Dans l'accord passé avec Neuvième Art +, l'Association perçoit une dotation de 14.000 € annuelle, et dispose de 17 expositions qui peuvent voyager dans toute la France. Mais les relations avec NA+... sinon avec l'équipe angoumoisine, ne sont pas vraiment au beau fixe. Du tout, même. Si le travail, techniquement et dans l'opérationnel, « était irréprochable », du côté de l'humain : « La seule chose, c'est que le respect de l'association laisse à désirer. On se sent quantité négligeable. » 

 

Ainsi, pour les 50 ans de la BD algérienne, il aura fallu que l'Association fasse « le forcing, en dépit du fait que le maire d'Angoulême a fait le déplacement jusqu'à Alger ». Neuvième Art+ ne voulait pas que l'Association intervienne dans la conception.

 

Or, si le contrat court bien jusqu'en 2017, la sanction arrivera avant : « Nous dénoncerons le contrat avant cette échéance, ce qui n'empêchera pas Neuvième Art + de poursuivre l'organisation du festival jusqu'au terme de l'accord. Il faut que nous le dénoncions d'ici juillet 2015. Sinon, il serait renouvelé par tacite reconduction. Dans la foulée, nous devrons mettre en place les bases d'une consultation. » 

 

Le tout dans le respect, obligatoire, du code des marchés publics.
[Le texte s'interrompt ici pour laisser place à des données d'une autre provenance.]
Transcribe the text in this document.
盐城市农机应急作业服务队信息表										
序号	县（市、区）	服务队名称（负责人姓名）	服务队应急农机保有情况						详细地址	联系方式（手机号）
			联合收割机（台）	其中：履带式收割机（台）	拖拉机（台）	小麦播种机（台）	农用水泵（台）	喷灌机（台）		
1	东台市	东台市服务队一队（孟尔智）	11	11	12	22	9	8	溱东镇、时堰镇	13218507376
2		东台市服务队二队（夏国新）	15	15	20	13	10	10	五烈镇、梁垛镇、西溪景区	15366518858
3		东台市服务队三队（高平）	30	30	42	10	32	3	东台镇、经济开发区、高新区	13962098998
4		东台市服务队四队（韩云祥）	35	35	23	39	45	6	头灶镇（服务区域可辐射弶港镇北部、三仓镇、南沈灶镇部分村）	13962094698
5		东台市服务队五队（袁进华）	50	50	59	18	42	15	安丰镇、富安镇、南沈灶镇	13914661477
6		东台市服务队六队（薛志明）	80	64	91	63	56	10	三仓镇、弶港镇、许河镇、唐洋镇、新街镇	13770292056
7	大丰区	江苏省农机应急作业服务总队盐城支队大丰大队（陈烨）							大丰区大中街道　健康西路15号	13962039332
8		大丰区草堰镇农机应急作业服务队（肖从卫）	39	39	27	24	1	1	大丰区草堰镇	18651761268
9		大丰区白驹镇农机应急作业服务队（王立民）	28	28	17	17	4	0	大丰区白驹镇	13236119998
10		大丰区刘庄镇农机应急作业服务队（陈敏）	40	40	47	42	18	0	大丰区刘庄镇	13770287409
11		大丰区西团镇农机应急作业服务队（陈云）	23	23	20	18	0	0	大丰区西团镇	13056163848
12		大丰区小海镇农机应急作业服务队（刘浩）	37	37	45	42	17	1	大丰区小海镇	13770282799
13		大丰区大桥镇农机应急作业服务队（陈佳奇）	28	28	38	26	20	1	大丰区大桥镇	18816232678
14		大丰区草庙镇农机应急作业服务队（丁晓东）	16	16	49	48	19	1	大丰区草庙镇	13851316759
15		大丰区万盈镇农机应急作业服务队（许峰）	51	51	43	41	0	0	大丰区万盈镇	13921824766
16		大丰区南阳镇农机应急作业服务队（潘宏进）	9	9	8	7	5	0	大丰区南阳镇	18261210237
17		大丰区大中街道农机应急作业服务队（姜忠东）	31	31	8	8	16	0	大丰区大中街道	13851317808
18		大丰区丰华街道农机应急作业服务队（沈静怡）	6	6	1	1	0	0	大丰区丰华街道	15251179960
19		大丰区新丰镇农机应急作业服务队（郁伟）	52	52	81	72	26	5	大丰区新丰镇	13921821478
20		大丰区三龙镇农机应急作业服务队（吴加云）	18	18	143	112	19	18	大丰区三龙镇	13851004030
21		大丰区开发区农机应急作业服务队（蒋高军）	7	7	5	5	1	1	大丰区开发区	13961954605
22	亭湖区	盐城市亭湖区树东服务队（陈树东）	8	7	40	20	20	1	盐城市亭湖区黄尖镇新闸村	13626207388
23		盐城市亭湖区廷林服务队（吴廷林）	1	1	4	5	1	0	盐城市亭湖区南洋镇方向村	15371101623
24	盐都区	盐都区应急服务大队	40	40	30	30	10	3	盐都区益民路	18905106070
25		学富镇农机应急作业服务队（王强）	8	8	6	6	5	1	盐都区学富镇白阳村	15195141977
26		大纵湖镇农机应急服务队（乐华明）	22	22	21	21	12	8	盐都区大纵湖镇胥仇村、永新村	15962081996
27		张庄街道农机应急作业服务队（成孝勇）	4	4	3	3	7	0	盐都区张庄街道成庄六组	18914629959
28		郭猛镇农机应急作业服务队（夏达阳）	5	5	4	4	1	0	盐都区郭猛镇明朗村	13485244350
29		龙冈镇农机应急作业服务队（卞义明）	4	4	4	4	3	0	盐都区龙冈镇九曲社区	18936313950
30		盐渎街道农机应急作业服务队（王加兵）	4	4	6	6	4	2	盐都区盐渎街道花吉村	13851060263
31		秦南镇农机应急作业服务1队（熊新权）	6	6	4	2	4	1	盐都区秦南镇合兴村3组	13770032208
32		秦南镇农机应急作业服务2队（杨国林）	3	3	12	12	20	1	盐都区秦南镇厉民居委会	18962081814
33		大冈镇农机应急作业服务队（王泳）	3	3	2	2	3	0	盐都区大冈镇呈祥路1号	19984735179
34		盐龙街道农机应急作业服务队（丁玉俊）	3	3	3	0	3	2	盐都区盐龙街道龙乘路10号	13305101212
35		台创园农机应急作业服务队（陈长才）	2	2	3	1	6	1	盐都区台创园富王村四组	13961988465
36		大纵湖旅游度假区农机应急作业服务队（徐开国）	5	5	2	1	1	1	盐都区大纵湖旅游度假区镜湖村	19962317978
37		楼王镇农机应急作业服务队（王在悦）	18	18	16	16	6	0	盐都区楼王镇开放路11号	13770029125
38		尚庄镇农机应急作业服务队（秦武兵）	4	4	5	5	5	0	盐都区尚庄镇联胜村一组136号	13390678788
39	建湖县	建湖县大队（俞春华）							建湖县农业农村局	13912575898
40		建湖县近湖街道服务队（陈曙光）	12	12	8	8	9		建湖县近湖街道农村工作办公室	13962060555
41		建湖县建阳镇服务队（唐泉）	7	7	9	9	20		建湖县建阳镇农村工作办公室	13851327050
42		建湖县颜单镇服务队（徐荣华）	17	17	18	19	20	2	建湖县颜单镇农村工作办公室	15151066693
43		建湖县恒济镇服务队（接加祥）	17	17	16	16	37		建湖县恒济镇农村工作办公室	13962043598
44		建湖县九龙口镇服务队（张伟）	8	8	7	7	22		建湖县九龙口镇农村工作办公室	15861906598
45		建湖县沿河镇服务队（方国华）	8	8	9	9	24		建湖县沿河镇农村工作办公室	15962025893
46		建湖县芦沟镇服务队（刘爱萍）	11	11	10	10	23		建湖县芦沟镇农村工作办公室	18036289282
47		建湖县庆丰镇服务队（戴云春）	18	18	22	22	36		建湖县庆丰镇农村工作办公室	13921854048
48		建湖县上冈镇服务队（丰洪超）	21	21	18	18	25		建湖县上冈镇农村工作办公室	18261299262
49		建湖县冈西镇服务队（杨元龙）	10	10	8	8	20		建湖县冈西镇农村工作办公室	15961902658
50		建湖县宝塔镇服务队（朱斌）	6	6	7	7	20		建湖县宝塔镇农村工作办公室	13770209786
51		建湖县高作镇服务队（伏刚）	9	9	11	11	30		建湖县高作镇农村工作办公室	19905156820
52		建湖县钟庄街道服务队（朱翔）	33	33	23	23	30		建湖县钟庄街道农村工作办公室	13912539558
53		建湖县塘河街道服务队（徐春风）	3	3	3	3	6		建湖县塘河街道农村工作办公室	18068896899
Un appel d'offres, donc, qui pourrait intervenir pour l'édition 2016, et remettre en question probablement le poste d'organisateur. 

 

Rien à cacher, vive la transparence

 

De quoi faire bicher le commissaire général du Salon du livre de Paris, Bertrand Morisset, qui déclarait chez nos confrères de ActuaBD : «  Je respecte beaucoup le professionnalisme de leurs équipes, je ne respecte pas la manière dont l'argent public est capté par une société privée. Ce n'est pas républicain. J'espère que depuis trois ans qu'on alerte les autorités, elles vont enfin bouger. Ils annoncent 192.000 visiteurs, je ne vois pas comment c'est possible à Angoulême. Il faut que les festivals qui travaillent avec de l'argent public annoncent des chiffres véraces. Pourquoi pas un million ou deux millions ?

 

C'est illégal. En France, l'argent public doit être soumis à un appel d'offres. À Angoulême, la loi est bafouée. Le Conseil Général, le Conseil Régional, la Mairie, le Ministère de la Culture, la Chambre de commerce, le Tribunal de Grande Instance... Tout le monde est informé qu'il y a un vice de forme. Il y a une illégalité flagrante. »

 

Contacté par ActuaLitté, celui-ci attend désormais « que les collectivités locales et territoriales réagissent dans le respect et la bonne gestion de l'argent public, c'est-à-dire de l'argent des Français. C'est un retour de la transparence, dont on ne peut que se réjouir ». Reste une question en suspens : pourquoi attendre 2015 pour dénoncer un contrat et une situation qui pourrait être illégale d'ores et déjà en 2013, et depuis plusieurs années ?

 

Sur la question des financements avec de l'argent public, Franck Bondoux avait garanti à ActuaLitté, en mai 2012, que ce fonctionnement n'avait rien d'exceptionnel : « Allez voir comment sont subventionnés tous les événements culturels pratiquement en France et vous verrez qu'il y a des fonds publics dans les événements culturels. Et renseignez-vous sur ce que c'est que l'économie, que l'ingénierie culturelle, et vous découvrirez que ça ne peut fonctionner qu'avec des apports qui sont à la fois des fonds publics et des fonds privés. Et c'est cela, qui est profondément intelligent ». 

 

Mais ce matin, alors que ActuaLitté tente d'obtenir un commentaire, Franck Bondoux n'est pas très en verve : « Je n'ai rien à dire. » Et même en évoquant le fait que le contrat soit prochainement dénoncé : « Je crois que je vous ai tout dit. »

 

Eh bien...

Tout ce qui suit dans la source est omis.